Una freccia. Era conficcata nello stipite in legno della porta d’ingresso di casa e Garu la trovò soltanto quel pomeriggio, quando uscì per recarsi al dojo del maestro Chang, dove avrebbe dovuto allenarsi con Abyo, Ching e Ssoso. All’asta della freccia era stato annodato un foglio di carta piegato in diverse parti. Una lettera di sfida, forse? Ma da parte di chi? Afferrò la freccia e con un gesto secco la estrasse dal legno. Quindi, dopo aver recuperato il foglio di carta, lo aprì e lesse.
   Il dojo avrebbe potuto aspettare, si disse mentre volgeva lo sguardo all’orizzonte e nascondeva la lettera fra le pieghe dell’abito scuro.

Con un ultimo, mirabile balzo fra le fronde degli aceri, Garu atterrò saldamente sulle gambe su uno dei rami più grossi, non distante da dove sedeva un uomo, con le gambe penzoloni e il volto coperto da un cappuccio scuro. Pur sentendolo arrivare, quello non si volse nella sua direzione, ma dopo qualche istante esordì con voce roca: «Non credevo saresti venuto.»
   «Non credevo fossi stato tu a mandare quella lettera», rispose Garu, le mani nelle tasche dei pantaloni.
   «Bugiardo», sorrise l’altro, inarcando però le folte sopracciglia per la sorpresa di sentirlo parlare per la prima volta da che lo conosceva. «Da quando ti si è sciolta la lingua?»
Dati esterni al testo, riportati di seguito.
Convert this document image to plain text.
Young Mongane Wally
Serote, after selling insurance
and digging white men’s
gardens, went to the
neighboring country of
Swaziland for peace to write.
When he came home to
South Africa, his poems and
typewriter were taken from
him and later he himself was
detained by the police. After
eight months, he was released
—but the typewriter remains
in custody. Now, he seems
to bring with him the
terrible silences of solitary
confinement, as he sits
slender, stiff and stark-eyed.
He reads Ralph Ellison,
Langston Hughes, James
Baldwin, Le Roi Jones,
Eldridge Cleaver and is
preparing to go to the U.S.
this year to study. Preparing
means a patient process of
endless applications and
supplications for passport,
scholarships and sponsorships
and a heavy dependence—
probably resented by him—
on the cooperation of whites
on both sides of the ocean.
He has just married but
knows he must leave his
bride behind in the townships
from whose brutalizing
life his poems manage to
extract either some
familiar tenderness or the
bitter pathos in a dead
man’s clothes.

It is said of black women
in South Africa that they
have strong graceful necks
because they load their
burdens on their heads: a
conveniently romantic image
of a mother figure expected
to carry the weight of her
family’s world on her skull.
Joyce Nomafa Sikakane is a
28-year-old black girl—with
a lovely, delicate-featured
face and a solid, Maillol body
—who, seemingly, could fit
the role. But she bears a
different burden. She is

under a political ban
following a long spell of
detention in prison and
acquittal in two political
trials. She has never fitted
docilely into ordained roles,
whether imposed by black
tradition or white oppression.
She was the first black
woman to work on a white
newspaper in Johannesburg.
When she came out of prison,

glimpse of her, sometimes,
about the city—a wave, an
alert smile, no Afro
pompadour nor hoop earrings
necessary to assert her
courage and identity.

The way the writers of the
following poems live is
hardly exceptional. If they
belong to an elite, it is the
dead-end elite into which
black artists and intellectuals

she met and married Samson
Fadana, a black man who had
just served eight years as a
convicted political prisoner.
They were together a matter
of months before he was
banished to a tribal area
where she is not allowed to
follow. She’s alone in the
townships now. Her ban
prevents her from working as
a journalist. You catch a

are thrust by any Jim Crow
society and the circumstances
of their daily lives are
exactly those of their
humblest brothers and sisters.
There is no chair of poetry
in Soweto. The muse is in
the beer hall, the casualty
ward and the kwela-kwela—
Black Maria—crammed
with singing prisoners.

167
   «Da quando Pucca è uscita dal coma», spiegò lui, senza tanti giri di parole. «Piuttosto, dimmi perché mi cercavi.»
   Finalmente Tobe si degnò di guardare nella sua direzione e, dopo tutti quegli anni, fu sorpreso di trovare un giovane alto e robusto, dagli occhi onesti e dall’espressione fiera. Ricordava moltissimo suo padre, con la differenza che Garu aveva ormai smesso di portare i capelli, lunghi fin quasi alle spalle, in due buffi codini, preferendo invece legarli solo in parte sulla nuca. Sembrava uno di quei nobili samurai di cui si poteva leggere sui libri o sulle antiche pergamene.
   «Non dirmi che, ora che Pucca sta bene, vuoi di nuovo batterti con me», incalzò il ragazzo, corrucciando leggermente la fronte a causa del suo silenzio.
   Tobe scosse il capo. «No», lo rassicurò, gli occhi nei suoi. «Quel giorno ti dissi che non lo avrei più fatto, ricordi?»
   «Allora spiegati.»
   Si mise in piedi e si sfilò il cappuccio dalla testa, rivelando dei lineamenti più marcati e virili rispetto all’ultima volta in cui si erano visti. Se Garu era cresciuto, anche lui era diventato un uomo. «So chi ha ucciso tuo padre.»
   Il ragazzo sgranò le orbite per la sorpresa. Come faceva, Tobe, a sapere di quella storia? Non che fosse segreta, in effetti, e probabilmente doveva averla appresa al villaggio, anni addietro. Ma perché rivangarla proprio adesso, di punto in bianco? Garu contrasse la mascella e tornò ad aggrottare la fronte, rivelando tutte le proprie perplessità al riguardo.
   «Comprendo bene il tuo scetticismo», lo anticipò il suo vecchio rivale, mostrando una strana, inusuale empatia nei suoi riguardi. Proprio come quel lontano giorno di sette anni prima. «Ma non sto mentendo. Posso portarti da lui, se lo desideri.»
   «Cosa ne sai, tu, di questa storia?» fu la legittima domanda che gli pose anzitutto Garu, per nulla convinto della veridicità di quelle parole. Non dubitava del fatto che Tobe potesse essere davvero cambiato, dopo l’incidente capitato a Pucca, poiché aveva ampiamente dimostrato di non essere affatto la persona spietata che aveva sempre voluto far credere in passato, quando ancora viveva a Sooga con tutti loro. Tuttavia, non poteva neanche decidere di credergli così su due piedi, senza la benché minima prova che confermasse le sue parole.
   Tobe si portò una mano al volto, sfiorando la grossa cicatrice che lo sfigurava con la punta dell’indice e del medio. «Questa ti dice niente?»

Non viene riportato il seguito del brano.